Hab derzeit einen Skill von 180 und es ist schwierig weiterzuskillen, was mich grad nicht stört. Letzten endes geht es darum mit seinem beruf gold zu machen und mit Verz./schneidi geht da recht viel Gold in die Taschen als bei meist anderen Berufen.

Wenn du mal auf deinem Server im Ah schaust, gugg ma unter "magiestoff". Es gibt sog. Magiestoffschultern / Magiestoffstirnband und Magiestoffhosen. Das sind einfache Grüne Items, die bei mir Oft für 1-2 Gold (weswegen auch immer 


			Dieser Inhalt steht nur eingeloggten Mitgliedern zur Verfügung.
        

 ) im Ah verkauft werden. Kauf dir so viel wie Möglich in diesem Preisbereich, denn alles andere wäre zu teuer. Enzipp sie. Das was du rausbekommst ist meistens Traumstaub, ABER: Ich kaufe Pro tag um die 20-30 stk. davon und von einem Enzipp-Vorgang bekomm ich um die 4-10 Große Netheressenzen die bei uns verdammt viel Gold wert sind. 10stk. , also ein Stack Große Netheressenzen gehen mit bis zu 110 Gold ausm AH. Du machst einen satten gewinn daraus. Sicherlich ist es auch immer eine Frage des Glücks, denn der Prozentuale Wert mit was der Jeweilige Gegenstand bringt beim enzippen, sollte auch beachtet werden. Glück ist überall ne sache, auch dann wenn es wer kauft oder nicht.

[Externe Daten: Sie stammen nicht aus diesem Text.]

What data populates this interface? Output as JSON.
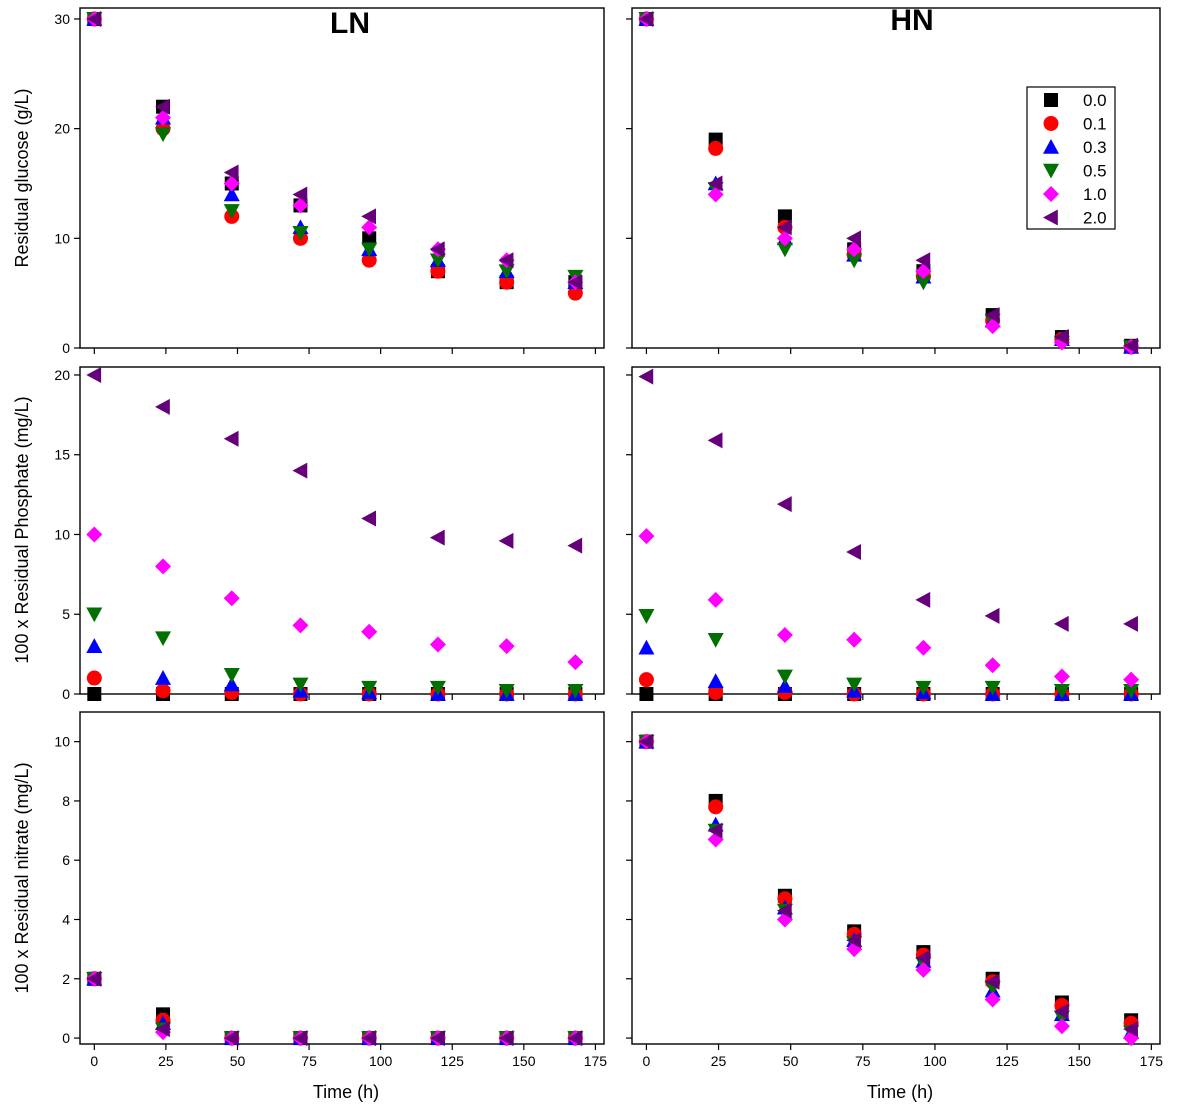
{
  "figure": {
    "column_titles": [
      "LN",
      "HN"
    ]
  },
  "legend": {
    "entries": [
      {
        "label": "0.0",
        "marker": "square",
        "color": "#000000"
      },
      {
        "label": "0.1",
        "marker": "circle",
        "color": "#ff0000"
      },
      {
        "label": "0.3",
        "marker": "triangle-up",
        "color": "#0000ff"
      },
      {
        "label": "0.5",
        "marker": "triangle-down",
        "color": "#007000"
      },
      {
        "label": "1.0",
        "marker": "diamond",
        "color": "#ff00ff"
      },
      {
        "label": "2.0",
        "marker": "triangle-left",
        "color": "#66007a"
      }
    ],
    "placement": "top-right of HN glucose panel"
  },
  "chart_data": [
    {
      "type": "scatter",
      "title": "LN",
      "xlabel": "",
      "ylabel": "Residual glucose (g/L)",
      "xlim": [
        -5,
        178
      ],
      "ylim": [
        0,
        31
      ],
      "xticks": [
        "0",
        "25",
        "50",
        "75",
        "100",
        "125",
        "150",
        "175"
      ],
      "yticks": [
        "0",
        "10",
        "20",
        "30"
      ],
      "x": [
        0,
        24,
        48,
        72,
        96,
        120,
        144,
        168
      ],
      "series": [
        {
          "name": "0.0",
          "values": [
            30,
            22,
            15,
            13,
            10,
            7,
            6,
            6
          ]
        },
        {
          "name": "0.1",
          "values": [
            30,
            20,
            12,
            10,
            8,
            7,
            6,
            5
          ]
        },
        {
          "name": "0.3",
          "values": [
            30,
            21,
            14,
            11,
            9,
            8,
            7,
            6
          ]
        },
        {
          "name": "0.5",
          "values": [
            30,
            19.5,
            12.5,
            10.5,
            9,
            8,
            7,
            6.5
          ]
        },
        {
          "name": "1.0",
          "values": [
            30,
            21,
            15,
            13,
            11,
            9,
            8,
            6
          ]
        },
        {
          "name": "2.0",
          "values": [
            30,
            22,
            16,
            14,
            12,
            9,
            8,
            6
          ]
        }
      ]
    },
    {
      "type": "scatter",
      "title": "HN",
      "xlabel": "",
      "ylabel": "",
      "xlim": [
        -5,
        178
      ],
      "ylim": [
        0,
        31
      ],
      "xticks": [
        "0",
        "25",
        "50",
        "75",
        "100",
        "125",
        "150",
        "175"
      ],
      "yticks": [],
      "x": [
        0,
        24,
        48,
        72,
        96,
        120,
        144,
        168
      ],
      "series": [
        {
          "name": "0.0",
          "values": [
            30,
            19,
            12,
            9,
            7,
            3,
            1,
            0.2
          ]
        },
        {
          "name": "0.1",
          "values": [
            30,
            18.2,
            11,
            8.5,
            6.5,
            2.5,
            0.8,
            0.1
          ]
        },
        {
          "name": "0.3",
          "values": [
            30,
            15,
            10,
            8.5,
            6.5,
            2.5,
            0.8,
            0.1
          ]
        },
        {
          "name": "0.5",
          "values": [
            30,
            14.5,
            9,
            8,
            6,
            2.5,
            0.5,
            0.1
          ]
        },
        {
          "name": "1.0",
          "values": [
            30,
            14,
            10,
            9,
            7,
            2,
            0.5,
            0.1
          ]
        },
        {
          "name": "2.0",
          "values": [
            30,
            15,
            11,
            10,
            8,
            3,
            1,
            0.2
          ]
        }
      ]
    },
    {
      "type": "scatter",
      "title": "",
      "xlabel": "",
      "ylabel": "100 x Residual Phosphate (mg/L)",
      "xlim": [
        -5,
        178
      ],
      "ylim": [
        0,
        20.5
      ],
      "xticks": [
        "0",
        "25",
        "50",
        "75",
        "100",
        "125",
        "150",
        "175"
      ],
      "yticks": [
        "0",
        "5",
        "10",
        "15",
        "20"
      ],
      "x": [
        0,
        24,
        48,
        72,
        96,
        120,
        144,
        168
      ],
      "series": [
        {
          "name": "0.0",
          "values": [
            0,
            0,
            0,
            0,
            0,
            0,
            0,
            0
          ]
        },
        {
          "name": "0.1",
          "values": [
            1,
            0.2,
            0.1,
            0,
            0,
            0,
            0,
            0
          ]
        },
        {
          "name": "0.3",
          "values": [
            3,
            1,
            0.6,
            0.2,
            0.1,
            0,
            0,
            0
          ]
        },
        {
          "name": "0.5",
          "values": [
            5,
            3.5,
            1.2,
            0.6,
            0.4,
            0.4,
            0.2,
            0.2
          ]
        },
        {
          "name": "1.0",
          "values": [
            10,
            8,
            6,
            4.3,
            3.9,
            3.1,
            3,
            2
          ]
        },
        {
          "name": "2.0",
          "values": [
            20,
            18,
            16,
            14,
            11,
            9.8,
            9.6,
            9.3
          ]
        }
      ]
    },
    {
      "type": "scatter",
      "title": "",
      "xlabel": "",
      "ylabel": "",
      "xlim": [
        -5,
        178
      ],
      "ylim": [
        0,
        20.5
      ],
      "xticks": [
        "0",
        "25",
        "50",
        "75",
        "100",
        "125",
        "150",
        "175"
      ],
      "yticks": [],
      "x": [
        0,
        24,
        48,
        72,
        96,
        120,
        144,
        168
      ],
      "series": [
        {
          "name": "0.0",
          "values": [
            0,
            0,
            0,
            0,
            0,
            0,
            0,
            0
          ]
        },
        {
          "name": "0.1",
          "values": [
            0.9,
            0.1,
            0.1,
            0,
            0,
            0,
            0,
            0
          ]
        },
        {
          "name": "0.3",
          "values": [
            2.9,
            0.8,
            0.5,
            0.2,
            0.1,
            0,
            0,
            0
          ]
        },
        {
          "name": "0.5",
          "values": [
            4.9,
            3.4,
            1.1,
            0.6,
            0.4,
            0.4,
            0.2,
            0.2
          ]
        },
        {
          "name": "1.0",
          "values": [
            9.9,
            5.9,
            3.7,
            3.4,
            2.9,
            1.8,
            1.1,
            0.9
          ]
        },
        {
          "name": "2.0",
          "values": [
            19.9,
            15.9,
            11.9,
            8.9,
            5.9,
            4.9,
            4.4,
            4.4
          ]
        }
      ]
    },
    {
      "type": "scatter",
      "title": "",
      "xlabel": "Time (h)",
      "ylabel": "100 x Residual nitrate (mg/L)",
      "xlim": [
        -5,
        178
      ],
      "ylim": [
        -0.2,
        11
      ],
      "xticks": [
        "0",
        "25",
        "50",
        "75",
        "100",
        "125",
        "150",
        "175"
      ],
      "yticks": [
        "0",
        "2",
        "4",
        "6",
        "8",
        "10"
      ],
      "x": [
        0,
        24,
        48,
        72,
        96,
        120,
        144,
        168
      ],
      "series": [
        {
          "name": "0.0",
          "values": [
            2,
            0.8,
            0,
            0,
            0,
            0,
            0,
            0
          ]
        },
        {
          "name": "0.1",
          "values": [
            2,
            0.6,
            0,
            0,
            0,
            0,
            0,
            0
          ]
        },
        {
          "name": "0.3",
          "values": [
            2,
            0.5,
            0,
            0,
            0,
            0,
            0,
            0
          ]
        },
        {
          "name": "0.5",
          "values": [
            2,
            0.3,
            0,
            0,
            0,
            0,
            0,
            0
          ]
        },
        {
          "name": "1.0",
          "values": [
            2,
            0.2,
            0,
            0,
            0,
            0,
            0,
            0
          ]
        },
        {
          "name": "2.0",
          "values": [
            2,
            0.3,
            0,
            0,
            0,
            0,
            0,
            0
          ]
        }
      ]
    },
    {
      "type": "scatter",
      "title": "",
      "xlabel": "Time (h)",
      "ylabel": "",
      "xlim": [
        -5,
        178
      ],
      "ylim": [
        -0.2,
        11
      ],
      "xticks": [
        "0",
        "25",
        "50",
        "75",
        "100",
        "125",
        "150",
        "175"
      ],
      "yticks": [],
      "x": [
        0,
        24,
        48,
        72,
        96,
        120,
        144,
        168
      ],
      "series": [
        {
          "name": "0.0",
          "values": [
            10,
            8,
            4.8,
            3.6,
            2.9,
            2,
            1.2,
            0.6
          ]
        },
        {
          "name": "0.1",
          "values": [
            10,
            7.8,
            4.7,
            3.5,
            2.8,
            1.9,
            1.1,
            0.5
          ]
        },
        {
          "name": "0.3",
          "values": [
            10,
            7.2,
            4.4,
            3.3,
            2.6,
            1.6,
            0.8,
            0.2
          ]
        },
        {
          "name": "0.5",
          "values": [
            10,
            7,
            4.3,
            3.2,
            2.5,
            1.7,
            0.7,
            0.2
          ]
        },
        {
          "name": "1.0",
          "values": [
            10,
            6.7,
            4,
            3,
            2.3,
            1.3,
            0.4,
            0
          ]
        },
        {
          "name": "2.0",
          "values": [
            10,
            7,
            4.3,
            3.3,
            2.7,
            1.9,
            0.9,
            0.3
          ]
        }
      ]
    }
  ]
}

Derzeit auf unserem Server bringen "Visionenstaub" und "Große Netheressenz" ein richtigen Batzen Gold. Sollte dann wer der Meinung sein das er Solche Stücke sehr billig verkauft, dem kauf ich seins weg, und setz es teuerer ins AH. Somit machst du in wenigen Minuten sichere 100Gold pro tag. Wenns sehr gut läuft auch mal mehr. Einfach kurz nach dem Einloggen schauen, seine Geschäfte erledigen und dann questen oder was auch immer dir Lieb ist. 
Glaub mir das funzt, wenn ich mir Vorstelle das der Kristall der Lehre oder sonstige High lvl Mats bei uns in den 1000er Bereich gehen, dann bin ich der Meinung das Verzauberer einer der Reich - Machenden Berufe ist, auch wenn man am Anfang sehr viel (SEHR!!) Investieren muss, aber das muss nunmal jeder und glaub mir, du kriegst später viel raus. Du musst den Markt beobachten, schauen wo es günstige Items gibt, schauen was es so kostet und ma ruhig ne Woche hinsetzten und die Preisdifferenzen aufschreiben um somit den Optimalen Marktwert analysieren. Klar, in WoW gibt es keine Aktiengesellschaft, aber es läuft fast darauf hin. Ich bin jedenfalls zu faul später meine Daylies zu machen da ich irgentwann das Endlos lange, gleiche blöde Questen satt bin. Stattdessen mach ich das AH unsicher, bringt mehr und ist nicht so Nervenzerfetzend wie so manch anderes. Als schneider zum beruf hast es noch besser, jedoch merk dir eins, die "billigen" Sachen die du mit dem Schneider Beruf herstellen kannst, kannst du zwar enzippen und die Mats verkaufen, was dir aber im entdeffekt sehr wenig bringt, da du mehrere Sachen berechnen musst: 

- Einmal den Zeitaufwand für das farmen von Stoffen(wollstoff, seide, Magie etc...)

- Die nebenkosten für evt. andere Mats die du brauchst(fäden, Elementarerde etc...)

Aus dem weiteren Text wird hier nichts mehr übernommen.